Soil acidity is one of the major limiting factors to acid sensitive crop production like barley (Hordeum vulgare L.). The study was conducted on soils of three land uses (forest, grazing and cultivated) in Guto Gida District of the East Wollega areas of Oromia Region, Ethiopia. A greenhouse incubation experiment was employed to assess the effects of lime rates (0, 2, 4, 6, 8 and 10 tons ha-1) on selected soil chemical properties, barley P-uptake and its grain yield. Data generated was subjected to analysis of variance (ANOVA) using SAS software version, 9.1. The main effects of applied lime rates and interactions effects between lime rates and soils from different land uses significantly (P<0.001) affected soil PH, the concentration of Al saturation, barley P uptake and its grain yield. Greenhouse incubation of soil with100 mesh size lime for 90 days reduced the percent acid saturation from 10 in the 0 t ha-1 to 0.8 % at 10 t ha-1 lime rate in soils of the forest land and for the grazing and cultivated lands.
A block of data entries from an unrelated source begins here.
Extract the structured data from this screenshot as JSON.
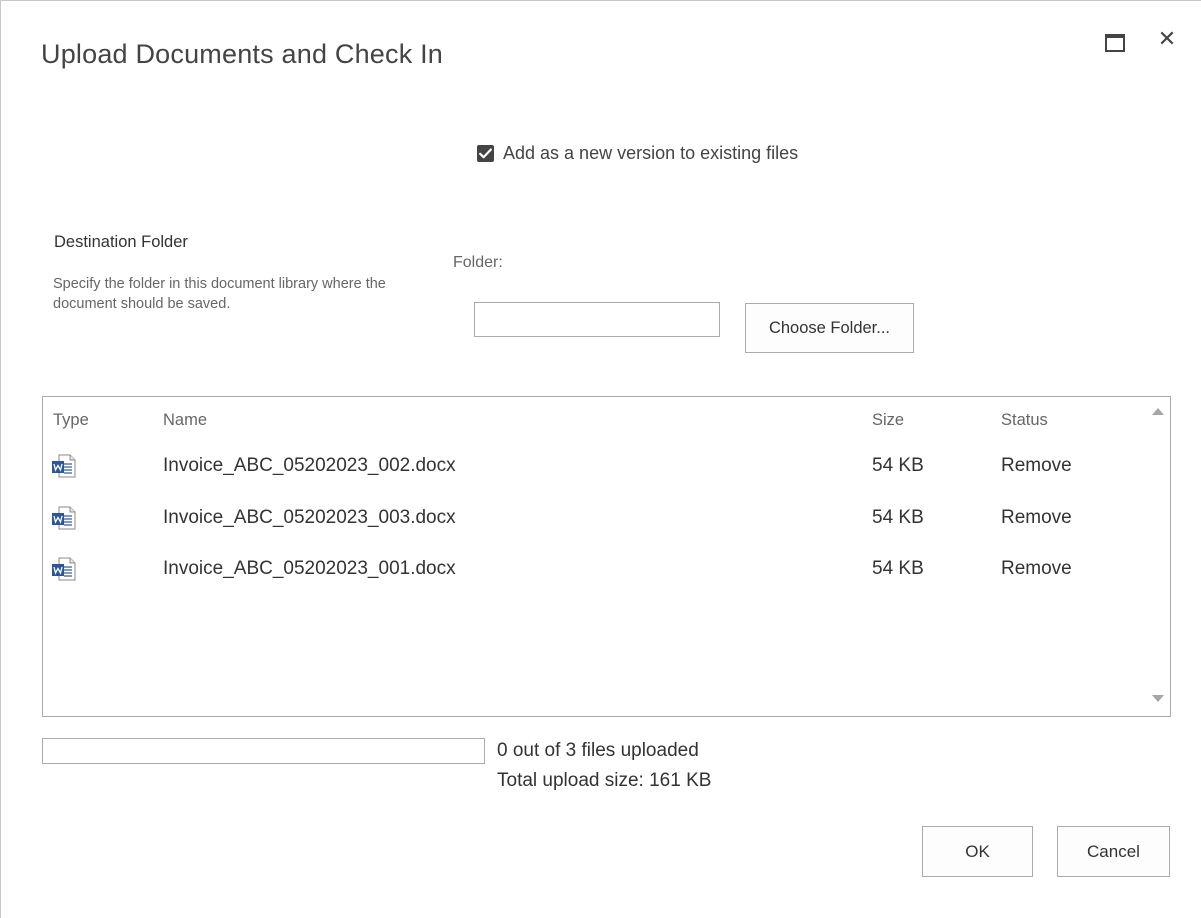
{
  "dialog": {
    "title": "Upload Documents and Check In",
    "maximize_icon": "maximize-icon",
    "close_icon": "close-icon",
    "close_glyph": "✕"
  },
  "version_option": {
    "checked": true,
    "label": "Add as a new version to existing files"
  },
  "destination": {
    "heading": "Destination Folder",
    "description": "Specify the folder in this document library where the document should be saved.",
    "folder_label": "Folder:",
    "folder_value": "",
    "choose_button": "Choose Folder..."
  },
  "file_table": {
    "columns": {
      "type": "Type",
      "name": "Name",
      "size": "Size",
      "status": "Status"
    },
    "rows": [
      {
        "icon": "word-document-icon",
        "name": "Invoice_ABC_05202023_002.docx",
        "size": "54 KB",
        "status": "Remove"
      },
      {
        "icon": "word-document-icon",
        "name": "Invoice_ABC_05202023_003.docx",
        "size": "54 KB",
        "status": "Remove"
      },
      {
        "icon": "word-document-icon",
        "name": "Invoice_ABC_05202023_001.docx",
        "size": "54 KB",
        "status": "Remove"
      }
    ]
  },
  "progress": {
    "fraction": 0,
    "text": "0 out of 3 files uploaded",
    "total_size": "Total upload size: 161 KB"
  },
  "buttons": {
    "ok": "OK",
    "cancel": "Cancel"
  },
  "colors": {
    "word_blue": "#2b579a",
    "accent": "#0072c6"
  }
}
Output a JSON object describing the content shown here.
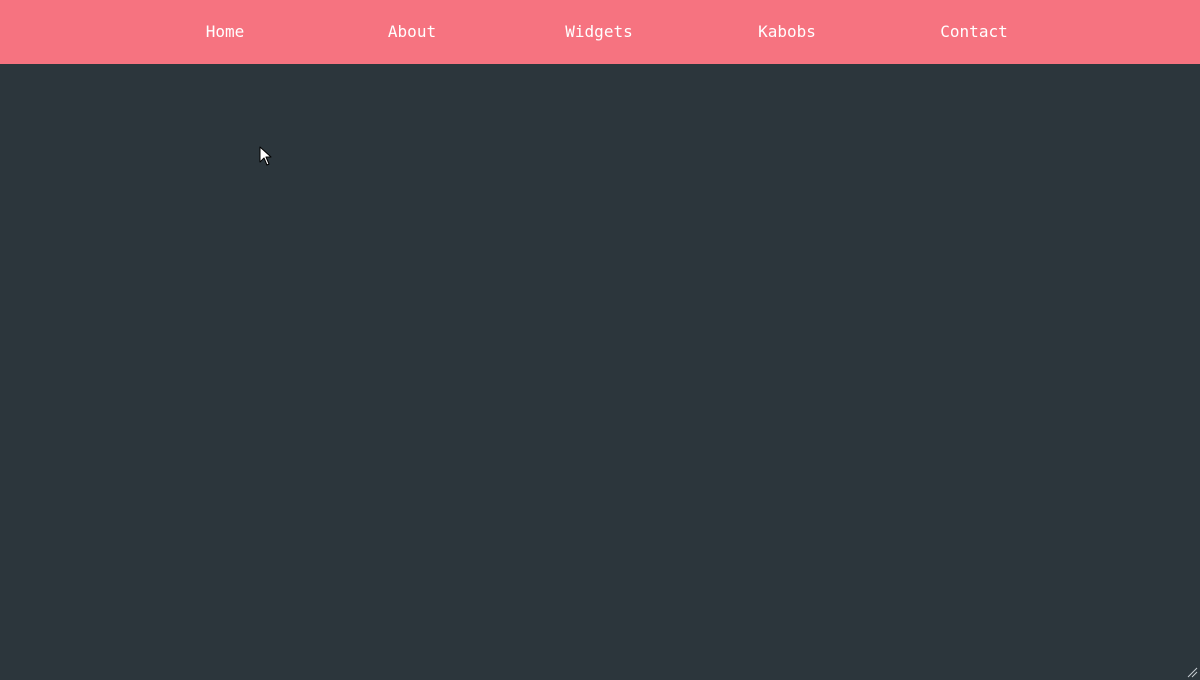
{
  "nav": {
    "items": [
      {
        "label": "Home"
      },
      {
        "label": "About"
      },
      {
        "label": "Widgets"
      },
      {
        "label": "Kabobs"
      },
      {
        "label": "Contact"
      }
    ]
  },
  "colors": {
    "navbar_bg": "#f67380",
    "page_bg": "#2c363c",
    "nav_text": "#ffffff"
  },
  "icons": {
    "cursor": "mouse-pointer-icon",
    "resize": "resize-grip-icon"
  }
}
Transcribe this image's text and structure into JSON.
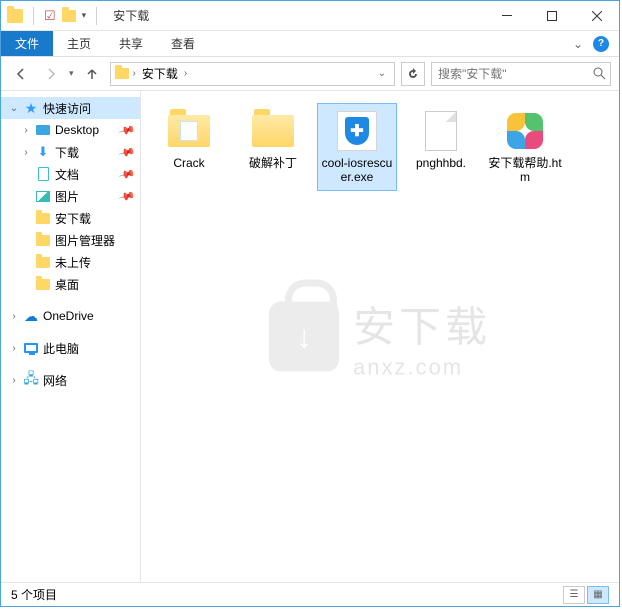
{
  "window": {
    "title": "安下载"
  },
  "ribbon": {
    "file": "文件",
    "home": "主页",
    "share": "共享",
    "view": "查看"
  },
  "breadcrumb": {
    "segment": "安下载"
  },
  "search": {
    "placeholder": "搜索\"安下载\""
  },
  "sidebar": {
    "quick_access": "快速访问",
    "items": [
      {
        "label": "Desktop",
        "icon": "desktop"
      },
      {
        "label": "下载",
        "icon": "download"
      },
      {
        "label": "文档",
        "icon": "doc"
      },
      {
        "label": "图片",
        "icon": "pic"
      },
      {
        "label": "安下载",
        "icon": "folder"
      },
      {
        "label": "图片管理器",
        "icon": "folder"
      },
      {
        "label": "未上传",
        "icon": "folder"
      },
      {
        "label": "桌面",
        "icon": "folder"
      }
    ],
    "onedrive": "OneDrive",
    "thispc": "此电脑",
    "network": "网络"
  },
  "files": [
    {
      "name": "Crack",
      "type": "folder-doc"
    },
    {
      "name": "破解补丁",
      "type": "folder"
    },
    {
      "name": "cool-iosrescuer.exe",
      "type": "exe",
      "selected": true
    },
    {
      "name": "pnghhbd.",
      "type": "blank"
    },
    {
      "name": "安下载帮助.htm",
      "type": "htm"
    }
  ],
  "statusbar": {
    "count": "5 个项目"
  },
  "watermark": {
    "cn": "安下载",
    "en": "anxz.com"
  }
}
It decreased from 26.7 and 45.8% in the control to 3 and 23.6% for the 10 t ha-1 respectively, in soils of graining and the cultivated land. Maximum grain barley yield in a greenhouse experiment were obtained at 6 t ha-1 of lime rate on the forest and grazing lands followed by 10 t ha-1 on soils of the cultivated land. Thus, incubation of soil with applied lime rate at 10 t ha-1 showed considerable drop of the PAS with an accompanying increase of soils PH, plant p uptake and barley yield on soils of the different land uses of the study area. However, the response pattern of the change in these traits to varying lime rates varied from one land use systems to the other.
Keywords: Acidic soil Exchangeable acidity Barley yield Land use Lime rates.